16/06/2013

Carry Down...



“Don Luis não tardou a chegar. Ouvi o seu carro alguns instantes mais tarde e ele entrou acompanhado por dois homens: um que se dizia mexicano, de quem me vinguei mais tarde em Portugal, e outro de que já não me lembro.
                Não sei durante quanto tempo ficámos todos imóveis – julgava tê-los presos com os meus olhos –; o mexicano ria-se, os outros permaneciam petrificados. Foi Don Luis, creio, que finalmente rompeu o encanto. Como a minha atenção tivesse diminuído momentaneamente, José e Mercedes lançaram-se sobre mim e arrastaram-me para fora do quarto.
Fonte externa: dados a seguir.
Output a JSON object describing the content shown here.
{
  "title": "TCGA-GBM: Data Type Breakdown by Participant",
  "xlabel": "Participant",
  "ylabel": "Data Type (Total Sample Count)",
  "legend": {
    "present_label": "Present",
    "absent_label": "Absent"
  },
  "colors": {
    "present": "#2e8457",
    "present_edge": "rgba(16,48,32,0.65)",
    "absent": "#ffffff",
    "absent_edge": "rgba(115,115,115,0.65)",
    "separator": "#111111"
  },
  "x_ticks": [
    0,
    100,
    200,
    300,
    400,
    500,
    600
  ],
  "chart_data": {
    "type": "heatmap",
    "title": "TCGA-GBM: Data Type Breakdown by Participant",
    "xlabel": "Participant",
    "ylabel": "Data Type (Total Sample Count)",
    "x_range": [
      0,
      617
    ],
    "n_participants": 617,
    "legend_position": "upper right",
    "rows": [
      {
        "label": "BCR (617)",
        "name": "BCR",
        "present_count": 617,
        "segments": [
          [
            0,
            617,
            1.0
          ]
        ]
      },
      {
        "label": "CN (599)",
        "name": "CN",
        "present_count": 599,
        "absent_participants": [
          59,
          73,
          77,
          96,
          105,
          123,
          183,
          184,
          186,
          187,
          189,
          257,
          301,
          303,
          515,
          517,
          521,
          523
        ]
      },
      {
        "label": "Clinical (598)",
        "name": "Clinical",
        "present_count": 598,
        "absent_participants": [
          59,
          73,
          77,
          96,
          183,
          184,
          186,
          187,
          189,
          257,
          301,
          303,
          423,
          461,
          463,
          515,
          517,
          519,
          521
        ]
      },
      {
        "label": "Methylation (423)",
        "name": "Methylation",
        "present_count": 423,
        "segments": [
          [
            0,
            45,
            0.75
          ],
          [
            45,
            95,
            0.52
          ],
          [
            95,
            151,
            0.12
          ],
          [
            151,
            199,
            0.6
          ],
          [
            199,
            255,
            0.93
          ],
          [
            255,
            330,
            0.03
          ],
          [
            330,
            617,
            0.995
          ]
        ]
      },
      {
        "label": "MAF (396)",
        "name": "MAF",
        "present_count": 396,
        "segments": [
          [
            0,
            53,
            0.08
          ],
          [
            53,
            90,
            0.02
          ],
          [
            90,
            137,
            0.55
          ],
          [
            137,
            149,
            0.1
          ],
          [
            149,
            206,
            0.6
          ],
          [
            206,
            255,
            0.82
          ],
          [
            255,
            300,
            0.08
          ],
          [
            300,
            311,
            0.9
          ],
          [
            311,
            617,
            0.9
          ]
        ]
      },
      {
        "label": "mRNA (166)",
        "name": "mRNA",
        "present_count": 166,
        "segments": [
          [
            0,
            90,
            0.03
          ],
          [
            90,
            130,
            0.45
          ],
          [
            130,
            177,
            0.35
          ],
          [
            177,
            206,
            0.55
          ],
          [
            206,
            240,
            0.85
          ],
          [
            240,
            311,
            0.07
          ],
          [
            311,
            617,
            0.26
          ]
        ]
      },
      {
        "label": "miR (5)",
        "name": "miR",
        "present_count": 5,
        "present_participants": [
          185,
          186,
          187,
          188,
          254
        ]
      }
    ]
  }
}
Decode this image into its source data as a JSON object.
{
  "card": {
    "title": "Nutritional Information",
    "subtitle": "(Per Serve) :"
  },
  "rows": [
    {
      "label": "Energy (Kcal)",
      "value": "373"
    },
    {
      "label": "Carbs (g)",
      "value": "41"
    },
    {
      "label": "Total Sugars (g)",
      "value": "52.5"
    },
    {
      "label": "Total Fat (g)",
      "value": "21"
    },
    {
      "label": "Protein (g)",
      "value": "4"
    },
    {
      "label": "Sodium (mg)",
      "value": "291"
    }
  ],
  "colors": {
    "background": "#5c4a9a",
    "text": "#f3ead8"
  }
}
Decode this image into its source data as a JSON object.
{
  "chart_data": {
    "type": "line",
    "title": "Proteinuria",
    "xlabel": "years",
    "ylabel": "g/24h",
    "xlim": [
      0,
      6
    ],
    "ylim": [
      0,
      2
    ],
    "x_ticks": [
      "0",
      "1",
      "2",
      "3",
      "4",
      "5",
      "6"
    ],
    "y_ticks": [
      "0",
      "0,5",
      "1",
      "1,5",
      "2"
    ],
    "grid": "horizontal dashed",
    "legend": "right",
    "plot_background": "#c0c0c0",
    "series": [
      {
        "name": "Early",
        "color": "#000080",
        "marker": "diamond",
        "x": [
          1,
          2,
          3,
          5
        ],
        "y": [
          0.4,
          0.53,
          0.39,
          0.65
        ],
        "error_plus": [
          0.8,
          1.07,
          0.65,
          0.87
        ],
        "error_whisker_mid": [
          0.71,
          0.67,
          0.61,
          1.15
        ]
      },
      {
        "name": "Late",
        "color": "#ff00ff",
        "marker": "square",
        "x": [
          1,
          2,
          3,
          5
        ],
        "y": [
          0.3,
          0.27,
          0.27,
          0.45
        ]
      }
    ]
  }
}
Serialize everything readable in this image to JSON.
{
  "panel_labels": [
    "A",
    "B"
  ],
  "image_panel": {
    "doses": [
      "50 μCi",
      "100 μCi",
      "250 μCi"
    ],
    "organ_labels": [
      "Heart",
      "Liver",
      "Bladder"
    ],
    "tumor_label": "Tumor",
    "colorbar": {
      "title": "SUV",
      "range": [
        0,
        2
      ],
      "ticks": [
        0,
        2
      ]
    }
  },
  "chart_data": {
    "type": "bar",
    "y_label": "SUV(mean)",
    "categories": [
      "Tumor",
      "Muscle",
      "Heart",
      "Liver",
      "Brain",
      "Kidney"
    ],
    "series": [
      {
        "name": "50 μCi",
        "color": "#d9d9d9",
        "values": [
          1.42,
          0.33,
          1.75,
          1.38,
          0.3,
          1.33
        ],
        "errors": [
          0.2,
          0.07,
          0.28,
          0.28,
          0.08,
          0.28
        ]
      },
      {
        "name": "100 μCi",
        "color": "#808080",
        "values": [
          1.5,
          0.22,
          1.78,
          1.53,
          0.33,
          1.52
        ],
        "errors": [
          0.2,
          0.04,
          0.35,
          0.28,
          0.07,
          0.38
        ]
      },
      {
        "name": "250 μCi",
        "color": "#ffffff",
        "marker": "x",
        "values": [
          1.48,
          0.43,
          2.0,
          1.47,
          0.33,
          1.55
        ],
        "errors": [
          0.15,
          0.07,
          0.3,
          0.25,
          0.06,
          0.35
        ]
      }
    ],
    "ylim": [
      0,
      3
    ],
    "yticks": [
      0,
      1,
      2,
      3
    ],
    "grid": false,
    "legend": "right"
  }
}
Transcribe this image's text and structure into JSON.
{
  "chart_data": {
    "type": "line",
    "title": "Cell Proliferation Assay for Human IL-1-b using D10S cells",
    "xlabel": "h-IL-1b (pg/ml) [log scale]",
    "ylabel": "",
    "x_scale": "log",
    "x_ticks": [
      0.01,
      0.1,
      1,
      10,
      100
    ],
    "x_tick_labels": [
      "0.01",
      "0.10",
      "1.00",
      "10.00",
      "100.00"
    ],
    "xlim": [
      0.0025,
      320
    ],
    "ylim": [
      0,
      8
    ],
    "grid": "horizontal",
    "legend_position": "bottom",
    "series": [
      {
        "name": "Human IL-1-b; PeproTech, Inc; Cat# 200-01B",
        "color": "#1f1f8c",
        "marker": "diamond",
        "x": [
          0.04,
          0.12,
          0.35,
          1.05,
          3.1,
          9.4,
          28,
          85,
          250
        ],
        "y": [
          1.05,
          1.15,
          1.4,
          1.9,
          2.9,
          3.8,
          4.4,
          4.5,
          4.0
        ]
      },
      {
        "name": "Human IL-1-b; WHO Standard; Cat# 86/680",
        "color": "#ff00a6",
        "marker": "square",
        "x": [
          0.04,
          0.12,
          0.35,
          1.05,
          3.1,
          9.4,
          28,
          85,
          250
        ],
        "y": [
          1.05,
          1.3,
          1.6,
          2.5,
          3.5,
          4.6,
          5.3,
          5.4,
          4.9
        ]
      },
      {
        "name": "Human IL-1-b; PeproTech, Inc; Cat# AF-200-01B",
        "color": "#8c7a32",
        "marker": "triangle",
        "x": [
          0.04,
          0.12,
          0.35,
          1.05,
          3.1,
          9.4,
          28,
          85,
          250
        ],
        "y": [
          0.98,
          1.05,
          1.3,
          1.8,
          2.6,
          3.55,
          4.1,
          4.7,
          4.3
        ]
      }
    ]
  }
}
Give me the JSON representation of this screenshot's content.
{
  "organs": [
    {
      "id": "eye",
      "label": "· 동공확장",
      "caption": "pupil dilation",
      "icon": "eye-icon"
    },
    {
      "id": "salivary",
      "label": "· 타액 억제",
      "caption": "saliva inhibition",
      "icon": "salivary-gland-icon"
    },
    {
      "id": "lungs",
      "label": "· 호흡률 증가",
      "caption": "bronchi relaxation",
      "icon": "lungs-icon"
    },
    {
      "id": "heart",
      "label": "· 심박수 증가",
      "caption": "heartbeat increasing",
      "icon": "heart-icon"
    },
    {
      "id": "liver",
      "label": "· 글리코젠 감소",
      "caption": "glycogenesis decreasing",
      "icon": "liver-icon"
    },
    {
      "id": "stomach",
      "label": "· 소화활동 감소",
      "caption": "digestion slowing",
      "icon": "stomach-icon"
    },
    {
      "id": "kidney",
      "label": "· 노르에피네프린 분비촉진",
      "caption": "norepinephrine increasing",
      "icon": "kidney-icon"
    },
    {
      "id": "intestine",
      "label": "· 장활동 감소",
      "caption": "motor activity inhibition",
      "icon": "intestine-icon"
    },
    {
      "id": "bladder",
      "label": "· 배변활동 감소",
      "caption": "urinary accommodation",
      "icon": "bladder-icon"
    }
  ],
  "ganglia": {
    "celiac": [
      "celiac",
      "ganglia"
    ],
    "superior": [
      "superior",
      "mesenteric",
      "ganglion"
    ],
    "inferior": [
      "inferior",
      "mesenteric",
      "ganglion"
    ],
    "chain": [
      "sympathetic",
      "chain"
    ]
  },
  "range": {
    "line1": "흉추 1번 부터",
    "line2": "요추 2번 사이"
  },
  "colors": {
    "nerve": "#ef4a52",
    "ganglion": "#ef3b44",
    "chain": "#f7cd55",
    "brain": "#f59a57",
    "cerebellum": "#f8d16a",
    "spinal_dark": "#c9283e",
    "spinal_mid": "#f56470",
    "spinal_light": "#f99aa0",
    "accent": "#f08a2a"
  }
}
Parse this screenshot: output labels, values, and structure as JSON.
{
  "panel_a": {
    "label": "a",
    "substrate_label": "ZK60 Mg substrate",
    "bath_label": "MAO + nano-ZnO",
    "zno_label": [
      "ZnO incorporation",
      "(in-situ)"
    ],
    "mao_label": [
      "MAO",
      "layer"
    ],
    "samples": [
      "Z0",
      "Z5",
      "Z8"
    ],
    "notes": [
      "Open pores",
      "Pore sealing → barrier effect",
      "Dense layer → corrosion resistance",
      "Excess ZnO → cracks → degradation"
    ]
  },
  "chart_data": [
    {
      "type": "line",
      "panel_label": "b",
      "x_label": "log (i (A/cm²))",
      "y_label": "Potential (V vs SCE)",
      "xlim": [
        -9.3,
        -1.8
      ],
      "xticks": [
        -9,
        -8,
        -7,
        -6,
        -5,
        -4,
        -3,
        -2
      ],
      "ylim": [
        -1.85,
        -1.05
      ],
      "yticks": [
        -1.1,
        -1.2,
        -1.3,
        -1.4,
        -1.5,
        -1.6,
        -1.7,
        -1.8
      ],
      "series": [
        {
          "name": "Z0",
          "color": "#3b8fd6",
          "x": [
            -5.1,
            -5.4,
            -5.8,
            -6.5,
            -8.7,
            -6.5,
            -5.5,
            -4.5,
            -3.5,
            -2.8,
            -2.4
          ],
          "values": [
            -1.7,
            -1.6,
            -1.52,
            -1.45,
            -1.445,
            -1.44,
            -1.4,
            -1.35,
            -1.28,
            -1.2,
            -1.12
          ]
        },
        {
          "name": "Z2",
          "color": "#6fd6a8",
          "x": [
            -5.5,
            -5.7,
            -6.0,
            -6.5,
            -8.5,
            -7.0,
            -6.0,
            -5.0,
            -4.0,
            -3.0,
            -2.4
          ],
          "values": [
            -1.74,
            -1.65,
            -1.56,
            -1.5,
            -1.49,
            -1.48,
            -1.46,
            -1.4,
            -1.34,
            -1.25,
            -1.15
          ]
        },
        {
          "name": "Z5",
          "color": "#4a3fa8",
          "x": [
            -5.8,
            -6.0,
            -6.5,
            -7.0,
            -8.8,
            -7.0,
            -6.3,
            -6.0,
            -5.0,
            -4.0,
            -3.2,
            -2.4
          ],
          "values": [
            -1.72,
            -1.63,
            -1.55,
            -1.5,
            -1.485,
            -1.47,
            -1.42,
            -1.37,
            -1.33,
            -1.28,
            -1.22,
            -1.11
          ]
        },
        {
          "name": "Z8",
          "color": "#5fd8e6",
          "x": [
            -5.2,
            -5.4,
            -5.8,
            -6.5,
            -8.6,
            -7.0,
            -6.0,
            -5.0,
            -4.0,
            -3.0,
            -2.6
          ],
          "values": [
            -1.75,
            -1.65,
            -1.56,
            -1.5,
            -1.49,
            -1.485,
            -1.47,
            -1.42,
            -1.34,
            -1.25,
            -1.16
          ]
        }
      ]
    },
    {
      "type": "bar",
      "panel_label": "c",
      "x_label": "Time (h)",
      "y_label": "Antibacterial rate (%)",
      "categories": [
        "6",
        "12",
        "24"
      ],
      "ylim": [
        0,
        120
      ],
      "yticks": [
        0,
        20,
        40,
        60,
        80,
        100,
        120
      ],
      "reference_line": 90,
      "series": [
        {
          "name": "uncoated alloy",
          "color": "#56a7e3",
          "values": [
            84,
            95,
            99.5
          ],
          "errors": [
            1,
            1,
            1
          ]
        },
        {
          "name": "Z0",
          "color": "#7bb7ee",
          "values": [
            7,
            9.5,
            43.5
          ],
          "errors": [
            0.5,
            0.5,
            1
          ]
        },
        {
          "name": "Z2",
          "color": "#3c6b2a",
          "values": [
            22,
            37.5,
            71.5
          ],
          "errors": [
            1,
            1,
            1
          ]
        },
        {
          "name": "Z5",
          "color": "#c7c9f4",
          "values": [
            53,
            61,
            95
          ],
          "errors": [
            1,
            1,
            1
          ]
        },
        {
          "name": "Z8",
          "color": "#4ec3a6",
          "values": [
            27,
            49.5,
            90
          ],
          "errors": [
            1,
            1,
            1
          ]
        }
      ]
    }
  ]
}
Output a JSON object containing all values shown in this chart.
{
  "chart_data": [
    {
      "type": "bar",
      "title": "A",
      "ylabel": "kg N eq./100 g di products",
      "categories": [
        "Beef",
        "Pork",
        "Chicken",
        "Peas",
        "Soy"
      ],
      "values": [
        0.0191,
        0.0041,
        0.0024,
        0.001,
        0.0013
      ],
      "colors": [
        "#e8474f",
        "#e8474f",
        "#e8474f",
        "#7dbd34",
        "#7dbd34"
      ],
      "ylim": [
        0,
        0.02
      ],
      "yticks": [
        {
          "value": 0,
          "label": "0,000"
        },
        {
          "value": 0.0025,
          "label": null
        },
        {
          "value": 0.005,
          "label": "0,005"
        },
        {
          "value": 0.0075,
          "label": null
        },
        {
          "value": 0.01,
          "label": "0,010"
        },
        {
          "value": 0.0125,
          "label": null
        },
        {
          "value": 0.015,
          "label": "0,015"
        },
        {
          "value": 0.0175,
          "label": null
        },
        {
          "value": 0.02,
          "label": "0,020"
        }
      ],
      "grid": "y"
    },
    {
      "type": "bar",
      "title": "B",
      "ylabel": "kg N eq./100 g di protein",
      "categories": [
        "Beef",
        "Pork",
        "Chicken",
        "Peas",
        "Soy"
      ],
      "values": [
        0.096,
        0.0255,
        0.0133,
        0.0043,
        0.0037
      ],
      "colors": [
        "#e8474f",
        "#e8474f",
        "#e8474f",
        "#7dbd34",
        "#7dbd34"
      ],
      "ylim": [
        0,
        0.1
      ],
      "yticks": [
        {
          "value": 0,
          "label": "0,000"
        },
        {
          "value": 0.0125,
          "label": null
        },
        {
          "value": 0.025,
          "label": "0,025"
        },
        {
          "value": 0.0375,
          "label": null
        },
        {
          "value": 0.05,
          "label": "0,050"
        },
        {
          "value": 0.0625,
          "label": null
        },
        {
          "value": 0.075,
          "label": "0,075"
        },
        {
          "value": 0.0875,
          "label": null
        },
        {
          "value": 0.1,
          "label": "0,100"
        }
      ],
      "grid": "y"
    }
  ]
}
Seguiu-se então meia hora infernal: eu segurava José e Mercedes pelas mãos e já não conseguia larga-los, estávamos colados uns aos outros por uma força dominadora, ninguém podia falar nem mexer-se. Por meio de um violento sobressalto da vontade, consegui soltar as mãos das deles; toda a gente se pôs então a falar com uma rapidez terrível. Se eu pegava nas mãos deles, o silêncio reinava imediatamente e os olhares ficavam novamente pregados uns aos outros; isto durou talvez várias horas. Isto era para mim o resultado duma brincadeira infernal de Don Luis provando-me que, se eu quisesse ligar-me ou fraternizar com José e Mercedes, seríamos ligados fisicamente como irmãos siameses, e que, no caso contrário, o seu próprio poder reapossar-se-ia de mim para me destruir.
                O dia seguinte era sem dúvida domingo, pois ainda ouço o som dos sinos vindo do exterior e os ruídos de passos de cavalos que me deram uma terrível nostalgia e o desejo de fugir. Parecia-me impossível comunicar com o mundo exterior e perguntava-me quem quereria ajudar uma pessoa, vestida com um lençol e munida dum lápis, a chegar a Madrid.”

Leonora Carrington, “Em Baixo”, pp.30-31, Black Sun Editores, Lx, 1990.